GI’s wear Do-Rags. (Drive on Rags)
Students at a Pasadena, Calif. high school staged a walkout Wednesday morning to protest a district-wide dress code than bans do-rags — headscarves traditionally worn by black men.
The students, who attend John Muir High School, feel the ban stems from the assumption that do-rags are gang-related — and that the policy criminalizes young black men, according to the Twitter account for the school’s Black Student Union.
But the teens disagree, saying the scarves are part of the black cultural identity, as they’re used to create and protect a hairstyle known as “waves.” In fact, do-rags are also known as “wave caps.” Any association with gang activity is an old stereotype, they insist.

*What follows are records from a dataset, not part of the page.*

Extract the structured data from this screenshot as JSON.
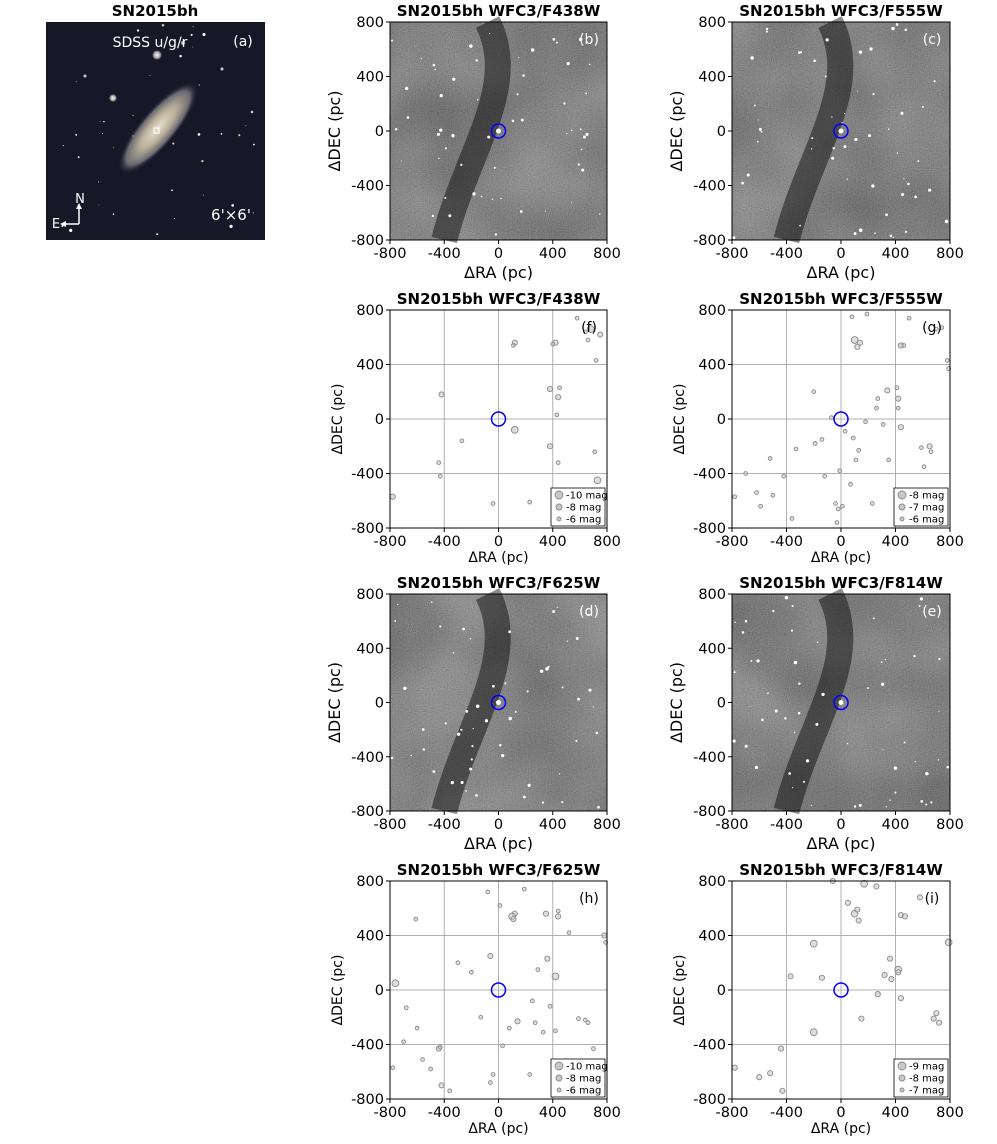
{
  "figure_title": "SN2015bh",
  "colors": {
    "circle_blue": "#0000ff",
    "grid": "#b0b0b0",
    "marker_edge": "#8a8a8a",
    "marker_fill": "#c8c8c8",
    "image_bg_dark": "#1a1a1a"
  },
  "sdss_panel": {
    "label": "(a)",
    "bands": "SDSS u/g/r",
    "fov": "6'×6'",
    "compass_n": "N",
    "compass_e": "E"
  },
  "chart_data": [
    {
      "id": "b",
      "type": "image",
      "label": "(b)",
      "title": "SN2015bh WFC3/F438W",
      "xlabel": "ΔRA (pc)",
      "ylabel": "ΔDEC (pc)",
      "xlim": [
        -800,
        800
      ],
      "ylim": [
        -800,
        800
      ],
      "xticks": [
        "-800",
        "-400",
        "0",
        "400",
        "800"
      ],
      "yticks": [
        "-800",
        "-400",
        "0",
        "400",
        "800"
      ],
      "target": [
        0,
        0
      ]
    },
    {
      "id": "c",
      "type": "image",
      "label": "(c)",
      "title": "SN2015bh WFC3/F555W",
      "xlabel": "ΔRA (pc)",
      "ylabel": "ΔDEC (pc)",
      "xlim": [
        -800,
        800
      ],
      "ylim": [
        -800,
        800
      ],
      "xticks": [
        "-800",
        "-400",
        "0",
        "400",
        "800"
      ],
      "yticks": [
        "-800",
        "-400",
        "0",
        "400",
        "800"
      ],
      "target": [
        0,
        0
      ]
    },
    {
      "id": "f",
      "type": "scatter",
      "label": "(f)",
      "title": "SN2015bh WFC3/F438W",
      "xlabel": "ΔRA (pc)",
      "ylabel": "ΔDEC (pc)",
      "xlim": [
        -800,
        800
      ],
      "ylim": [
        -800,
        800
      ],
      "xticks": [
        "-800",
        "-400",
        "0",
        "400",
        "800"
      ],
      "yticks": [
        "-800",
        "-400",
        "0",
        "400",
        "800"
      ],
      "grid": true,
      "target": [
        0,
        0
      ],
      "legend_position": "lower right",
      "legend": [
        {
          "label": "-10 mag",
          "mag": -10
        },
        {
          "label": "-8 mag",
          "mag": -8
        },
        {
          "label": "-6 mag",
          "mag": -6
        }
      ],
      "points": [
        [
          -780,
          -570,
          -7
        ],
        [
          -420,
          180,
          -7
        ],
        [
          -440,
          -320,
          -6
        ],
        [
          -430,
          -420,
          -6
        ],
        [
          -270,
          -160,
          -6
        ],
        [
          -40,
          -620,
          -6
        ],
        [
          120,
          -80,
          -8
        ],
        [
          120,
          560,
          -7
        ],
        [
          110,
          540,
          -6
        ],
        [
          230,
          -610,
          -6
        ],
        [
          420,
          560,
          -7
        ],
        [
          400,
          550,
          -6
        ],
        [
          380,
          220,
          -7
        ],
        [
          450,
          230,
          -6
        ],
        [
          440,
          160,
          -7
        ],
        [
          430,
          30,
          -6
        ],
        [
          380,
          -200,
          -7
        ],
        [
          440,
          -320,
          -6
        ],
        [
          580,
          740,
          -6
        ],
        [
          640,
          640,
          -6
        ],
        [
          680,
          660,
          -8
        ],
        [
          660,
          580,
          -6
        ],
        [
          750,
          620,
          -7
        ],
        [
          710,
          -240,
          -6
        ],
        [
          730,
          -450,
          -8
        ],
        [
          720,
          430,
          -6
        ]
      ]
    },
    {
      "id": "g",
      "type": "scatter",
      "label": "(g)",
      "title": "SN2015bh WFC3/F555W",
      "xlabel": "ΔRA (pc)",
      "ylabel": "ΔDEC (pc)",
      "xlim": [
        -800,
        800
      ],
      "ylim": [
        -800,
        800
      ],
      "xticks": [
        "-800",
        "-400",
        "0",
        "400",
        "800"
      ],
      "yticks": [
        "-800",
        "-400",
        "0",
        "400",
        "800"
      ],
      "grid": true,
      "target": [
        0,
        0
      ],
      "legend_position": "lower right",
      "legend": [
        {
          "label": "-8 mag",
          "mag": -8
        },
        {
          "label": "-7 mag",
          "mag": -7
        },
        {
          "label": "-6 mag",
          "mag": -6
        }
      ],
      "points": [
        [
          -780,
          -570,
          -6
        ],
        [
          -700,
          -400,
          -6
        ],
        [
          -620,
          -540,
          -6
        ],
        [
          -590,
          -640,
          -6
        ],
        [
          -520,
          -290,
          -6
        ],
        [
          -500,
          -560,
          -6
        ],
        [
          -420,
          -420,
          -6
        ],
        [
          -360,
          -730,
          -6
        ],
        [
          -330,
          -220,
          -6
        ],
        [
          -190,
          -180,
          -6
        ],
        [
          -140,
          -150,
          -6
        ],
        [
          -120,
          -420,
          -6
        ],
        [
          -70,
          10,
          -6
        ],
        [
          -40,
          -620,
          -6
        ],
        [
          -30,
          -760,
          -6
        ],
        [
          -20,
          -660,
          -6
        ],
        [
          10,
          -640,
          -6
        ],
        [
          -10,
          -380,
          -6
        ],
        [
          30,
          -90,
          -6
        ],
        [
          90,
          -140,
          -6
        ],
        [
          110,
          -300,
          -6
        ],
        [
          130,
          -230,
          -6
        ],
        [
          100,
          580,
          -8
        ],
        [
          140,
          560,
          -7
        ],
        [
          120,
          530,
          -7
        ],
        [
          80,
          750,
          -6
        ],
        [
          190,
          770,
          -6
        ],
        [
          180,
          -20,
          -6
        ],
        [
          230,
          -620,
          -6
        ],
        [
          270,
          150,
          -6
        ],
        [
          310,
          -40,
          -6
        ],
        [
          340,
          210,
          -7
        ],
        [
          350,
          -300,
          -6
        ],
        [
          410,
          230,
          -6
        ],
        [
          420,
          150,
          -7
        ],
        [
          420,
          80,
          -6
        ],
        [
          440,
          -60,
          -7
        ],
        [
          440,
          540,
          -7
        ],
        [
          460,
          540,
          -6
        ],
        [
          500,
          740,
          -6
        ],
        [
          590,
          -210,
          -6
        ],
        [
          610,
          -350,
          -6
        ],
        [
          650,
          -200,
          -7
        ],
        [
          660,
          -240,
          -6
        ],
        [
          700,
          660,
          -6
        ],
        [
          740,
          670,
          -6
        ],
        [
          780,
          430,
          -6
        ],
        [
          790,
          370,
          -6
        ],
        [
          70,
          -480,
          -6
        ],
        [
          -200,
          200,
          -6
        ],
        [
          260,
          80,
          -6
        ]
      ]
    },
    {
      "id": "d",
      "type": "image",
      "label": "(d)",
      "title": "SN2015bh WFC3/F625W",
      "xlabel": "ΔRA (pc)",
      "ylabel": "ΔDEC (pc)",
      "xlim": [
        -800,
        800
      ],
      "ylim": [
        -800,
        800
      ],
      "xticks": [
        "-800",
        "-400",
        "0",
        "400",
        "800"
      ],
      "yticks": [
        "-800",
        "-400",
        "0",
        "400",
        "800"
      ],
      "target": [
        0,
        0
      ]
    },
    {
      "id": "e",
      "type": "image",
      "label": "(e)",
      "title": "SN2015bh WFC3/F814W",
      "xlabel": "ΔRA (pc)",
      "ylabel": "ΔDEC (pc)",
      "xlim": [
        -800,
        800
      ],
      "ylim": [
        -800,
        800
      ],
      "xticks": [
        "-800",
        "-400",
        "0",
        "400",
        "800"
      ],
      "yticks": [
        "-800",
        "-400",
        "0",
        "400",
        "800"
      ],
      "target": [
        0,
        0
      ]
    },
    {
      "id": "h",
      "type": "scatter",
      "label": "(h)",
      "title": "SN2015bh WFC3/F625W",
      "xlabel": "ΔRA (pc)",
      "ylabel": "ΔDEC (pc)",
      "xlim": [
        -800,
        800
      ],
      "ylim": [
        -800,
        800
      ],
      "xticks": [
        "-800",
        "-400",
        "0",
        "400",
        "800"
      ],
      "yticks": [
        "-800",
        "-400",
        "0",
        "400",
        "800"
      ],
      "grid": true,
      "target": [
        0,
        0
      ],
      "legend_position": "lower right",
      "legend": [
        {
          "label": "-10 mag",
          "mag": -10
        },
        {
          "label": "-8 mag",
          "mag": -8
        },
        {
          "label": "-6 mag",
          "mag": -6
        }
      ],
      "points": [
        [
          -760,
          50,
          -8
        ],
        [
          -780,
          -570,
          -6
        ],
        [
          -700,
          -380,
          -6
        ],
        [
          -610,
          520,
          -6
        ],
        [
          -600,
          -280,
          -6
        ],
        [
          -560,
          -510,
          -6
        ],
        [
          -500,
          -580,
          -6
        ],
        [
          -440,
          -430,
          -7
        ],
        [
          -430,
          -420,
          -6
        ],
        [
          -420,
          -700,
          -7
        ],
        [
          -360,
          -740,
          -6
        ],
        [
          -300,
          200,
          -6
        ],
        [
          -200,
          130,
          -6
        ],
        [
          -130,
          -200,
          -6
        ],
        [
          -60,
          250,
          -7
        ],
        [
          -80,
          720,
          -6
        ],
        [
          -60,
          -680,
          -6
        ],
        [
          -40,
          -620,
          -6
        ],
        [
          30,
          -410,
          -6
        ],
        [
          10,
          620,
          -6
        ],
        [
          80,
          -280,
          -6
        ],
        [
          120,
          560,
          -7
        ],
        [
          100,
          540,
          -8
        ],
        [
          110,
          520,
          -7
        ],
        [
          140,
          -230,
          -7
        ],
        [
          190,
          740,
          -6
        ],
        [
          230,
          -620,
          -6
        ],
        [
          250,
          -80,
          -6
        ],
        [
          270,
          -240,
          -6
        ],
        [
          290,
          150,
          -6
        ],
        [
          330,
          -310,
          -6
        ],
        [
          350,
          560,
          -7
        ],
        [
          360,
          230,
          -7
        ],
        [
          380,
          -120,
          -6
        ],
        [
          420,
          -300,
          -6
        ],
        [
          420,
          100,
          -8
        ],
        [
          440,
          580,
          -6
        ],
        [
          440,
          540,
          -7
        ],
        [
          520,
          420,
          -6
        ],
        [
          590,
          -210,
          -6
        ],
        [
          640,
          -220,
          -6
        ],
        [
          660,
          -240,
          -6
        ],
        [
          700,
          -430,
          -6
        ],
        [
          720,
          -600,
          -7
        ],
        [
          780,
          400,
          -7
        ],
        [
          790,
          350,
          -6
        ],
        [
          -680,
          -130,
          -6
        ]
      ]
    },
    {
      "id": "i",
      "type": "scatter",
      "label": "(i)",
      "title": "SN2015bh WFC3/F814W",
      "xlabel": "ΔRA (pc)",
      "ylabel": "ΔDEC (pc)",
      "xlim": [
        -800,
        800
      ],
      "ylim": [
        -800,
        800
      ],
      "xticks": [
        "-800",
        "-400",
        "0",
        "400",
        "800"
      ],
      "yticks": [
        "-800",
        "-400",
        "0",
        "400",
        "800"
      ],
      "grid": true,
      "target": [
        0,
        0
      ],
      "legend_position": "lower right",
      "legend": [
        {
          "label": "-9 mag",
          "mag": -9
        },
        {
          "label": "-8 mag",
          "mag": -8
        },
        {
          "label": "-7 mag",
          "mag": -7
        }
      ],
      "points": [
        [
          -780,
          -570,
          -7
        ],
        [
          -600,
          -640,
          -7
        ],
        [
          -520,
          -610,
          -7
        ],
        [
          -440,
          -430,
          -7
        ],
        [
          -430,
          -740,
          -7
        ],
        [
          -370,
          100,
          -7
        ],
        [
          -200,
          340,
          -8
        ],
        [
          -200,
          -310,
          -8
        ],
        [
          -140,
          90,
          -7
        ],
        [
          -60,
          800,
          -7
        ],
        [
          50,
          640,
          -7
        ],
        [
          100,
          560,
          -8
        ],
        [
          120,
          590,
          -7
        ],
        [
          130,
          510,
          -7
        ],
        [
          170,
          780,
          -8
        ],
        [
          150,
          -210,
          -7
        ],
        [
          260,
          760,
          -7
        ],
        [
          270,
          -30,
          -7
        ],
        [
          320,
          110,
          -7
        ],
        [
          360,
          230,
          -7
        ],
        [
          370,
          80,
          -7
        ],
        [
          420,
          150,
          -8
        ],
        [
          420,
          130,
          -7
        ],
        [
          440,
          -60,
          -7
        ],
        [
          440,
          550,
          -7
        ],
        [
          470,
          540,
          -7
        ],
        [
          580,
          680,
          -7
        ],
        [
          680,
          -210,
          -7
        ],
        [
          700,
          -170,
          -7
        ],
        [
          720,
          -240,
          -7
        ],
        [
          790,
          350,
          -8
        ]
      ]
    }
  ]
}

“They’re trying to take away who we are — our culture,” said student Felicia Davis to the Pasadena Star-News. “It is them trying to cleanse our ethnic beauty.”
“Them” in this scenario is the Pasadena School District, which issues the Pasadena Unified dress code, a policy that prohibits “hats, caps and other head coverings” from being worn indoors. The students feel the ban unfairly targets males particularly, as females are allowed to wear head coverings.

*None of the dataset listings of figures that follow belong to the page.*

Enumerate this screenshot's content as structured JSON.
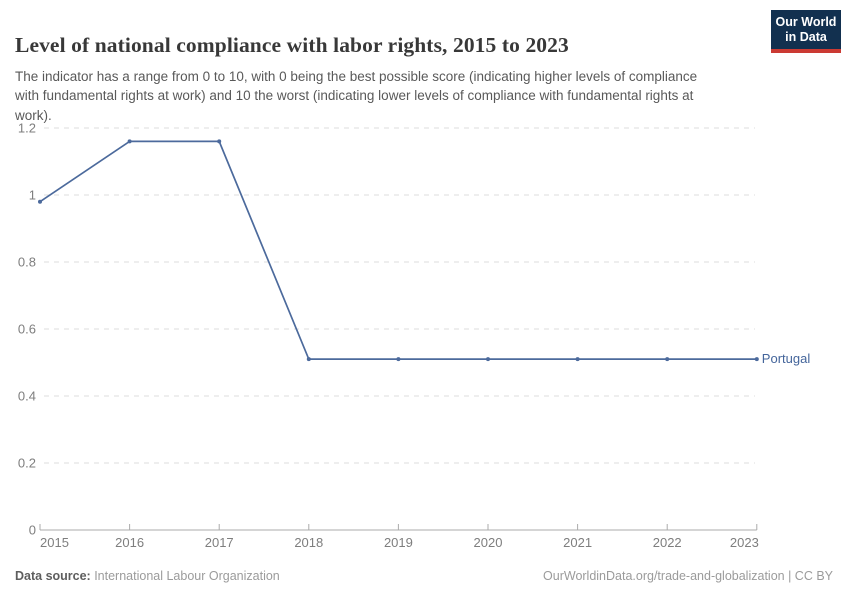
{
  "header": {
    "title": "Level of national compliance with labor rights, 2015 to 2023",
    "subtitle": "The indicator has a range from 0 to 10, with 0 being the best possible score (indicating higher levels of compliance with fundamental rights at work) and 10 the worst (indicating lower levels of compliance with fundamental rights at work).",
    "logo": {
      "line1": "Our World",
      "line2": "in Data"
    }
  },
  "chart_data": {
    "type": "line",
    "title": "Level of national compliance with labor rights, 2015 to 2023",
    "x": [
      2015,
      2016,
      2017,
      2018,
      2019,
      2020,
      2021,
      2022,
      2023
    ],
    "series": [
      {
        "name": "Portugal",
        "values": [
          0.98,
          1.16,
          1.16,
          0.51,
          0.51,
          0.51,
          0.51,
          0.51,
          0.51
        ]
      }
    ],
    "xlabel": "",
    "ylabel": "",
    "ylim": [
      0,
      1.2
    ],
    "yticks": [
      0,
      0.2,
      0.4,
      0.6,
      0.8,
      1,
      1.2
    ],
    "ytick_labels": [
      "0",
      "0.2",
      "0.4",
      "0.6",
      "0.8",
      "1",
      "1.2"
    ],
    "grid": "horizontal-dashed",
    "legend_position": "line-end-label",
    "line_color": "#4c6a9c",
    "marker": "dot"
  },
  "footer": {
    "datasource_label": "Data source:",
    "datasource_value": " International Labour Organization",
    "credit": "OurWorldinData.org/trade-and-globalization | CC BY"
  },
  "colors": {
    "accent": "#4c6a9c",
    "logo_bg": "#12304f",
    "logo_stripe": "#cb3a33",
    "gridline": "#dcdcdc",
    "axis": "#ababab",
    "tick_text": "#7e7e7e"
  }
}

Though the policy does not mention do-rags specifically, its guidelines against gang-related apparel say that schools may ban “apparel that reasonably could be determined to threaten the health and safety of the school environment if it were worn or displayed on a school campus.” Administrators at John Muir High School are said to have extended this policy to do-rags.
More than 100 students participated in a peaceful walkout at 9:27 a.m. to protest the rule.
“The main reason we protest today is because we’re trying to stop the criminalization of black men on campus,” senior Reggie Myles of the Black Student Union told the Pasadena Star-News.